Quirky Guys And Gals

サビ男サビ女

Reviewed by   |  May 16, 2015

A portmanteau film of unfettered Japanese wackiness, ‘Quirky Guys And Gals’ gives four promising local writer/directors twenty minutes or so a piece to bring their unique ideas to the screen with the vague connection of featuring the eponymous characters.

In ‘Cheer Girls’ a pretty young cheerleader (Sakuraba) decides to use her skills to bring support for people with everyday problems. Teamed with her two loyal friends, the trio offer encouragement by cheering ordinary people through challenges with peppy little routines. Their altruism makes them local heroines, but it isn’t long before their best intentions are woefully misunderstood. ‘Boy? Meets Girl’ follows a lovestruck Japanese boy who discovers a very unique way to get to close to the girl he pines over: he dresses as a girl and poses for pictures for the female photographer. Eventually he has to decide whether to be just a friend in drag or see if she will like his dorkier male side.

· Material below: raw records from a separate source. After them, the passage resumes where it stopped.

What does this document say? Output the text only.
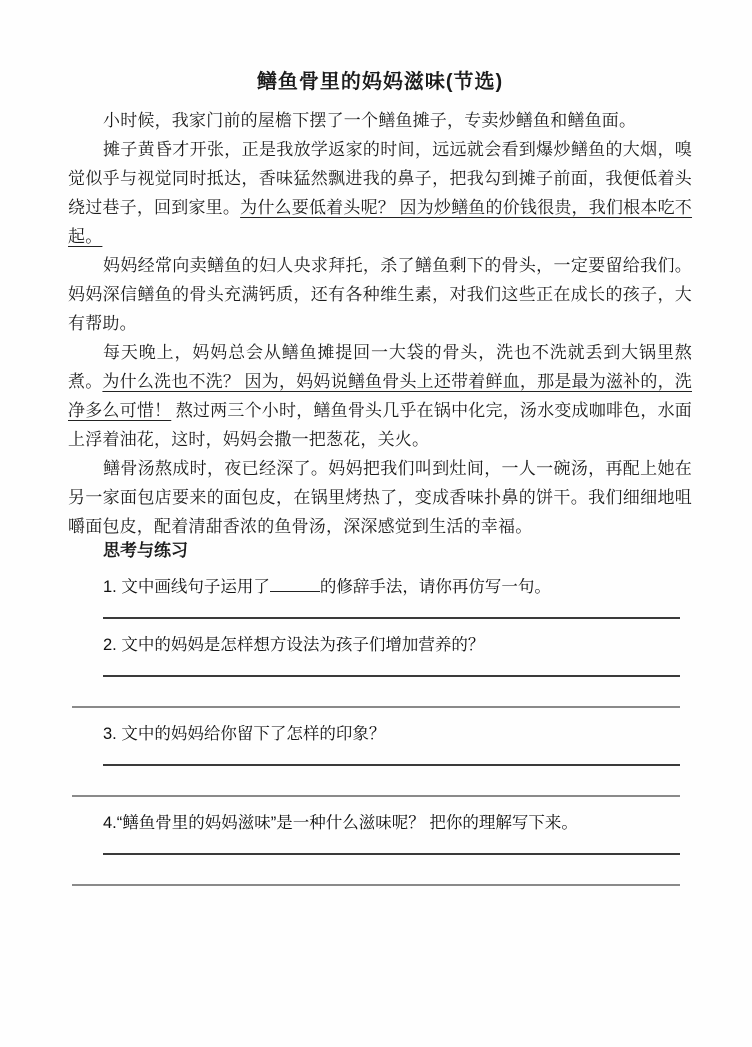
鳝鱼骨里的妈妈滋味(节选)

小时候，我家门前的屋檐下摆了一个鳝鱼摊子，专卖炒鳝鱼和鳝鱼面。

摊子黄昏才开张，正是我放学返家的时间，远远就会看到爆炒鳝鱼的大烟，嗅觉似乎与视觉同时抵达，香味猛然飘进我的鼻子，把我勾到摊子前面，我便低着头绕过巷子，回到家里。为什么要低着头呢？ 因为炒鳝鱼的价钱很贵，我们根本吃不起。

妈妈经常向卖鳝鱼的妇人央求拜托，杀了鳝鱼剩下的骨头，一定要留给我们。妈妈深信鳝鱼的骨头充满钙质，还有各种维生素，对我们这些正在成长的孩子，大有帮助。

每天晚上，妈妈总会从鳝鱼摊提回一大袋的骨头，洗也不洗就丢到大锅里熬煮。为什么洗也不洗？ 因为，妈妈说鳝鱼骨头上还带着鲜血，那是最为滋补的，洗净多么可惜！ 熬过两三个小时，鳝鱼骨头几乎在锅中化完，汤水变成咖啡色，水面上浮着油花，这时，妈妈会撒一把葱花，关火。

鳝骨汤熬成时，夜已经深了。妈妈把我们叫到灶间，一人一碗汤，再配上她在另一家面包店要来的面包皮，在锅里烤热了，变成香味扑鼻的饼干。我们细细地咀嚼面包皮，配着清甜香浓的鱼骨汤，深深感觉到生活的幸福。

思考与练习

1. 文中画线句子运用了	的修辞手法，请你再仿写一句。

2. 文中的妈妈是怎样想方设法为孩子们增加营养的？

3. 文中的妈妈给你留下了怎样的印象？

4.“鳝鱼骨里的妈妈滋味”是一种什么滋味呢？ 把你的理解写下来。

Next is ‘Claim Night’ where a woman comes home to find her electricity cut off due to payment arrears. When she calls the customer service line to complain a strange set of events are triggered off culminating in the visit of a company representative who is almost obsequious in his attempts to apologise. Finishing off the quartet is ‘The House Full Of Abandoned Businessman’ where a mild housewife starts to ‘adopt’ unemployed businessman as she meets them aimlessly wandering the streets.

‘Quirky Guys And Gals’ fulfils the obligations of its title: it’s quirky; there are guys and gals and even guys pretending to be gals. The traditional strength of this film structure is that you are only twenty minutes away from the next story and so if you tire from any of these components there’ll be another director’s interpretation along shortly. And each new vignette adds to the promised quirkiness in a way that those not familiar with Japanese humour may be slightly perplexed by.

Of the segments, ‘Cheer Girls’ is the most delightfully odd with director Yosuke Fujita framing all the quiet madness with a strong dead-pan style. It is also the only story that fills its allocation without any slight lagging, though this may be because it is our first dose of quirkiness and we haven’t yet overdosed. That said, each of the quartet has something unusual to offer and work well as extended sketches.

Despite eliciting more bemused raises of the eyebrow than genuine gut-wobbling laughs – as is probably the intention of all four film-makers -, in this world of homogenised, vacuum-packed cinema there needs to be a place for such resolutely colloquial pieces.